Now that doesn’t mean that I’m suddenly going to start following table tennis, but as Thompson explained the “Olympics has a natural tendency to pique interest because of the marketing.”
And it’s not just advertising that can get you excited for the big event. Even with little knowledge of the sports or the athletes, Thompson says the background you hear from Olympics commentators is incredibly savvy “in being able to draw you in.”
“In an extraordinarily short period, you're told this dramatic information and you’ve been indoctrinated into caring about this sport you may not have otherwise heard of," he said.
When Thompson said this, it got me thinking. I remembered that while I watched Kiefer and Derigalzova do their two musketeers thing on television, I heard the commentators describe the reasons why a win for Kiefer would be incredible. Her opponent had won gold back in 2016 and this would be the first gold medal in United States history in individual foil fencing. And just like that, I wanted Kiefer to win. And not just win. I wanted her to completely embarrass Derigalzova.
Don’t we all love a good underdog victory?
In major American sports like basketball, longtime fans know the game and statistics going into each match-up and the rest of us are left without a clue as to who we should care about and why. But the Olympics “creates equity almost instantaneously to get us to care about people," Thompson said.
It’s kinda like reality TV. “The drama is so simple," he said, and there is instant gratification.
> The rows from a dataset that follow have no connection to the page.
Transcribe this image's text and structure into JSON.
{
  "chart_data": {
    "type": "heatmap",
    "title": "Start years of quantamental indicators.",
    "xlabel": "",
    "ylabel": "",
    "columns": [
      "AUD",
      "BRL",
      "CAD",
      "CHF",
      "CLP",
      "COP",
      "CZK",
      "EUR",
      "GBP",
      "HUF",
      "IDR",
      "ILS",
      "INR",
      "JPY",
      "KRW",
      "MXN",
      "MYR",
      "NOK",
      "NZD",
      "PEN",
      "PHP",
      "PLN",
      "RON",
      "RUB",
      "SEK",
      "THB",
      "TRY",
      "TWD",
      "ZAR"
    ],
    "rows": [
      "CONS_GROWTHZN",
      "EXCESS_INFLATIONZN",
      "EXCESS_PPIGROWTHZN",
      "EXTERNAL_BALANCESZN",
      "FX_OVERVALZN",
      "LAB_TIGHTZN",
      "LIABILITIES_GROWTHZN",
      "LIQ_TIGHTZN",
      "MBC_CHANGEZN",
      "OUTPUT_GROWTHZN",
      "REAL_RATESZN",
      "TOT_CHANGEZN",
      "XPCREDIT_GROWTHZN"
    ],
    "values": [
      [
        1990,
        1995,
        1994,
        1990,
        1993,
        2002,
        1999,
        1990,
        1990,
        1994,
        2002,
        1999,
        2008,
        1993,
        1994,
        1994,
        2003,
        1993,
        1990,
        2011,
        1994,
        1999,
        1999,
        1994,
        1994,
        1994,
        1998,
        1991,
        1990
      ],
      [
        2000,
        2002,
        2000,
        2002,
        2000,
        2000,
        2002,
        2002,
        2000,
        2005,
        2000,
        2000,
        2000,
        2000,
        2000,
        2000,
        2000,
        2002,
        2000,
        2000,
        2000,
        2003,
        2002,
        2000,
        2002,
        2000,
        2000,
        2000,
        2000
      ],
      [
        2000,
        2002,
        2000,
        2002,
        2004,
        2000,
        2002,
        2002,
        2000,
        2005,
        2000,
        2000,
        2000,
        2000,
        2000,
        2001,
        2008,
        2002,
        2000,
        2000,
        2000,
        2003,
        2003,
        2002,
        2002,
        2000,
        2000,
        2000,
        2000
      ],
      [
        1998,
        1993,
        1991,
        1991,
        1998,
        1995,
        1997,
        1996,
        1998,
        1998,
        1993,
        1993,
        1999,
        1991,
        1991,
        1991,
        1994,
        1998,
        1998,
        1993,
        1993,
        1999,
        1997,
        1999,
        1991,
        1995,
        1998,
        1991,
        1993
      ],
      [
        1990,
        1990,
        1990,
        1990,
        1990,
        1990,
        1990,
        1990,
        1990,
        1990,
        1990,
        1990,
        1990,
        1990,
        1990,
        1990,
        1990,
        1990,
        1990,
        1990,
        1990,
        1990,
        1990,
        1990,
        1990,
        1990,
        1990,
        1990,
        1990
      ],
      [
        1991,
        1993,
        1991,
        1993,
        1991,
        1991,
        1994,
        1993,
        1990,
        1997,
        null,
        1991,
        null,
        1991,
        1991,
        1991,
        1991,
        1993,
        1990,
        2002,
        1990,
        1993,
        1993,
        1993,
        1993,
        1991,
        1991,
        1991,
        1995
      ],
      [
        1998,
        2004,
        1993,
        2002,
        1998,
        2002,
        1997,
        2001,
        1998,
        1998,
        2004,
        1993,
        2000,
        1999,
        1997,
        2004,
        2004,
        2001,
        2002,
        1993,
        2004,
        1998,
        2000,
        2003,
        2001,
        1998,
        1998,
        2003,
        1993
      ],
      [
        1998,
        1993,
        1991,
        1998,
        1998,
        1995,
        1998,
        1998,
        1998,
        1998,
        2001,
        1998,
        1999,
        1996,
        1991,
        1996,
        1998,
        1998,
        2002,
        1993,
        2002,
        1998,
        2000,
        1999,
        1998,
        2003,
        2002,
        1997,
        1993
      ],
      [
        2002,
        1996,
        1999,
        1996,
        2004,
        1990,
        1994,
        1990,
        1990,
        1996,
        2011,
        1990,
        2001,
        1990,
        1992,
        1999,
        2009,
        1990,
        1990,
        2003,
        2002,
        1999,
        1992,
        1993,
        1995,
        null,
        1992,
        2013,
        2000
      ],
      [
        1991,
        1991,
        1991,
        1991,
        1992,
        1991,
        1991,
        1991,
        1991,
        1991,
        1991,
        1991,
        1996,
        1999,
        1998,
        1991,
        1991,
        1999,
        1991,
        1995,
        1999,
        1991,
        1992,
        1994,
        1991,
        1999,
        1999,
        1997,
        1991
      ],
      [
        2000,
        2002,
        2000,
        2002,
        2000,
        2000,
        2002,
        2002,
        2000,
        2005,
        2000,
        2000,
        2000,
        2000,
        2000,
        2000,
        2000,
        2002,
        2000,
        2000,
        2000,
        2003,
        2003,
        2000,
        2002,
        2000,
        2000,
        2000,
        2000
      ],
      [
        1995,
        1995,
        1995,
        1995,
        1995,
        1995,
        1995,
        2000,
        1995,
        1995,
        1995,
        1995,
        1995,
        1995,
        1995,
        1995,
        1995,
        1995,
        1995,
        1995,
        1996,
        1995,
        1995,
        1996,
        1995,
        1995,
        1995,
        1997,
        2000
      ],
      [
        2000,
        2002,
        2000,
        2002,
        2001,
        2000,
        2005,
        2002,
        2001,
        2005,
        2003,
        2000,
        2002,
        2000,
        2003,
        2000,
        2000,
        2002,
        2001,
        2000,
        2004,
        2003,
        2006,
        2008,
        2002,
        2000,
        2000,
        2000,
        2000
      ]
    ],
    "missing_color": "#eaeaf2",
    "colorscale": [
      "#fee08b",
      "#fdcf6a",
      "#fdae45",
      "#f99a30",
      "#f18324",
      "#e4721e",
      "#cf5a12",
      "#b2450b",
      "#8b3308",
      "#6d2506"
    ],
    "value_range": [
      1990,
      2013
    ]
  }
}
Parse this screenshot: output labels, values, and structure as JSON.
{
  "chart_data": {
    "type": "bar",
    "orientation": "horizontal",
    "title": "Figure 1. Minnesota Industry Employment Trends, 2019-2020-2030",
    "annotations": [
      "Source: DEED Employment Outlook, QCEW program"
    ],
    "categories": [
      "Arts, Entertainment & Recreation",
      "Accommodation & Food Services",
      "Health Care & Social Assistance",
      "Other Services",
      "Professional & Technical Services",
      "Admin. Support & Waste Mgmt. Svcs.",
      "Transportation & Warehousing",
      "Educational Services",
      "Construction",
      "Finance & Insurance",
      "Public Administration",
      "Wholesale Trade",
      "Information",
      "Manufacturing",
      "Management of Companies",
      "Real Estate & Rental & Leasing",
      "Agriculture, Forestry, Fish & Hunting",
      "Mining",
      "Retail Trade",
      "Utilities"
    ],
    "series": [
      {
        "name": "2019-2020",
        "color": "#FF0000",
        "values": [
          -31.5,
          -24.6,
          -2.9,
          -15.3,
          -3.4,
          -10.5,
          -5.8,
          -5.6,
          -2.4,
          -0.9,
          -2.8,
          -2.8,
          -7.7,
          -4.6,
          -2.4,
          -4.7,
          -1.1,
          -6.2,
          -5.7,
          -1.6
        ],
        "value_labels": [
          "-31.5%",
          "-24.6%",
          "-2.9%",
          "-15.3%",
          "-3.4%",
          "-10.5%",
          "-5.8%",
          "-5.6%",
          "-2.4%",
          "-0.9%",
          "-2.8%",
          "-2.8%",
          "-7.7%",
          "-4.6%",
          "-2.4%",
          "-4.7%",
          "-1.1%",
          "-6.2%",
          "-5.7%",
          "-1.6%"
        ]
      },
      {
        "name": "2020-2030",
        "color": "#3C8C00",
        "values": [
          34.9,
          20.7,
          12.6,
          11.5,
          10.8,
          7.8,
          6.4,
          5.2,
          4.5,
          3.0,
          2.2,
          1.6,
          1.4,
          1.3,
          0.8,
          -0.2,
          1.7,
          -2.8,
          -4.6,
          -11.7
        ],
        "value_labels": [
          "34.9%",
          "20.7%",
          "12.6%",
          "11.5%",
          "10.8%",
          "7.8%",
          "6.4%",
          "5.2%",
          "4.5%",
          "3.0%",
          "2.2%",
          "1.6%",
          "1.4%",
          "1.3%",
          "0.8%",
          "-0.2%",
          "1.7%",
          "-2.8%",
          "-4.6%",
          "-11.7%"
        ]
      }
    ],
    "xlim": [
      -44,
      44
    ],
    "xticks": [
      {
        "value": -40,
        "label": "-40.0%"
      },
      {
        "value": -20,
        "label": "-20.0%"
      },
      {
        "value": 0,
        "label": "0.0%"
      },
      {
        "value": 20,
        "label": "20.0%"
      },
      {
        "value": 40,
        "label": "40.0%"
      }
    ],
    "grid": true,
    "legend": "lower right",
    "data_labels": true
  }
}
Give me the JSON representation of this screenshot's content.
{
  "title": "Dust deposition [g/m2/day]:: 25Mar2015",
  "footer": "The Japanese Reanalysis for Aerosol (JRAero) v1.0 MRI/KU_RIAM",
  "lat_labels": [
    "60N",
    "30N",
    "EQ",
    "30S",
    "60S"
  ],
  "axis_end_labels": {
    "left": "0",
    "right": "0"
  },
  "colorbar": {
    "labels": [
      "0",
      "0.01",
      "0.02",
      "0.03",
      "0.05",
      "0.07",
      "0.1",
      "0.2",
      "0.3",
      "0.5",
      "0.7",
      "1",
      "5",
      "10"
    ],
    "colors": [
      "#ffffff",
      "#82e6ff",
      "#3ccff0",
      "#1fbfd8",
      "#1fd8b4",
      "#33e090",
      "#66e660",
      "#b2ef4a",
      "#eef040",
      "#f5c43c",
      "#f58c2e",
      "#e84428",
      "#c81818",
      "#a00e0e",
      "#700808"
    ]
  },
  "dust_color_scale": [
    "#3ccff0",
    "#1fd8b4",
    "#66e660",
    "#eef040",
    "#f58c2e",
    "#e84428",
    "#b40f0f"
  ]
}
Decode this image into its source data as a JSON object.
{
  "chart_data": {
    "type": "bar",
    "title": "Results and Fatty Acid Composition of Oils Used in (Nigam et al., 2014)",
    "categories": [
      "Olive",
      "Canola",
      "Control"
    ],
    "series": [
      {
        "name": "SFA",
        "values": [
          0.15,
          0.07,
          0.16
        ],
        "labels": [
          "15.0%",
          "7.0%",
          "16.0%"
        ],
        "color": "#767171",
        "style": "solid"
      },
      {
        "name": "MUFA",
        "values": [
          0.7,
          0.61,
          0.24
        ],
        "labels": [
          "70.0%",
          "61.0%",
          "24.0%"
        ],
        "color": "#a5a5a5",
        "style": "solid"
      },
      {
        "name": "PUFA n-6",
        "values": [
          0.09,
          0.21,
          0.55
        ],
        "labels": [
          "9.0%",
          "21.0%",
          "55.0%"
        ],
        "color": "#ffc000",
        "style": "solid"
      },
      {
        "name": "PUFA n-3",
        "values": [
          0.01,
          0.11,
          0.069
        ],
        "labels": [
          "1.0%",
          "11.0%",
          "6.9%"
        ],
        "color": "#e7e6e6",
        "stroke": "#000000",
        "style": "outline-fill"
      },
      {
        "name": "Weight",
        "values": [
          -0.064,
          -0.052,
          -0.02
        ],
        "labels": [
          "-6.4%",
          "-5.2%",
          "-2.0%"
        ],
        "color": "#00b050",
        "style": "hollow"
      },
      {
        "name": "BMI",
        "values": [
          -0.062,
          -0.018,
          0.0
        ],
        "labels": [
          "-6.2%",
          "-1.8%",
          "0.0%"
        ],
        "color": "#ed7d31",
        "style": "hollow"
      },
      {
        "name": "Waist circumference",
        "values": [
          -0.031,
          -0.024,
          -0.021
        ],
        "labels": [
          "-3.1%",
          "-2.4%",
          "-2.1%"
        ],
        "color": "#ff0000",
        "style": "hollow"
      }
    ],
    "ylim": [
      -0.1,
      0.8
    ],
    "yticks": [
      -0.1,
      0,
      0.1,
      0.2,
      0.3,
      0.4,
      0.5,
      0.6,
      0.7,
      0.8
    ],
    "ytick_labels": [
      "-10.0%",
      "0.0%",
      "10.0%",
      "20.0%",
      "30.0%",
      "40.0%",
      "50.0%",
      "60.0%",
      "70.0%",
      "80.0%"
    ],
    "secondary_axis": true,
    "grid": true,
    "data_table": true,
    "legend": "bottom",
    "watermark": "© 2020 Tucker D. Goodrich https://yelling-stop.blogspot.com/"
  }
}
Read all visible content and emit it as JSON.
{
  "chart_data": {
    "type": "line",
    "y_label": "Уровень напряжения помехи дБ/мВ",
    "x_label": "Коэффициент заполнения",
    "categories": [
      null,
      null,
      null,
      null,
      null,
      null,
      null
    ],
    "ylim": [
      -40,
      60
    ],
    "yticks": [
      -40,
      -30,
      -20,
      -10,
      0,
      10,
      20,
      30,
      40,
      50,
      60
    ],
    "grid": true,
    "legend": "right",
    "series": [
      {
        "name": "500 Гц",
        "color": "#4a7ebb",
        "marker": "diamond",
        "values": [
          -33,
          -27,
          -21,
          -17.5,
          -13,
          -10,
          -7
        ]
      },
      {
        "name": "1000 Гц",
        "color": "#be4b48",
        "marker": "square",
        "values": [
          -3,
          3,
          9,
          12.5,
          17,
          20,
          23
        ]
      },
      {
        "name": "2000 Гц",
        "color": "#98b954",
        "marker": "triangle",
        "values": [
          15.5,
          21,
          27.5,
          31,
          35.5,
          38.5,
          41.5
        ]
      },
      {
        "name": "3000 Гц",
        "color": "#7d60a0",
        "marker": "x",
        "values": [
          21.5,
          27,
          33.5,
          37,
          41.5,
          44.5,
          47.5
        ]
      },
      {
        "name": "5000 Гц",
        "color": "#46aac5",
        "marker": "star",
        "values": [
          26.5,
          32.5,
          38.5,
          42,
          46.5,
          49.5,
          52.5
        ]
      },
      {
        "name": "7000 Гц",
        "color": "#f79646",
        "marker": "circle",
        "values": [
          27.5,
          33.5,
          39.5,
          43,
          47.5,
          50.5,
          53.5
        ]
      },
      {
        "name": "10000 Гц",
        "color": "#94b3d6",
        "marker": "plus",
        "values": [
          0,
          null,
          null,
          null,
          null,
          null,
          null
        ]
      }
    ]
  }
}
And unlike sports where many of the players have already made names for themselves and are getting paid millions, during the Olympics we can watch stars be formed “in front of our eyes."
And of course, the Olympics has variety and pageantry. “There’s a lot more to appeal” to someone like me who has little to no interest in games of physical prowess, he added.
Thompson compares watching the Olympics to “the old vaudeville days” where “if you didn’t like an act, 10 minutes later there’d be something else.” Unlike football where you’d be “lucky” if it's over in three hours.
Thompson’s got a point. In the two hours it took me to finish my mani-pedi, I had seen the U.S. play against Japan in water polo, the Kiefer vs Derigalzova fencing match and an event I’ve just been calling “extreme kayaking.” I didn’t even have a chance to get bored.
It’s like Thompson said, the Olympics is good for the “low attention span generation.”
(But was that shade, or...?)
For millennials like myself and members of Gen Z born into a time with so many entertainment choices, the Olympics has a low barrier to entry for our fleeting focus accustomed to Snaps or IG stories.
A recent poll from The Morning Consult found that only around 40% of Gen Z planned to watch the Tokyo Olympics, and while that's lower than the more than 50% of other generations who planned to watch, Thompson actually thinks that number is pretty high.
Back in his day, with so few television options, you really had no choice but to watch the Olympics when it came on. For a generation that grew up with streaming platforms to fit every fancy, “young people have become more expectant of the ability to watch whatever they feel like watching whenever they feel like watching it.” So Thompson thinks 40+% is still a pretty solid number for potential Tokyo Olympics viewers considering all the options young people have.
He might be right. While having my pick of Peacock, Netflix, HBO Max, Hulu and Amazon Prime subscriptions, I expect I'll find myself sucked into more obscure Olympics sports drama before the torch is extinguished next month.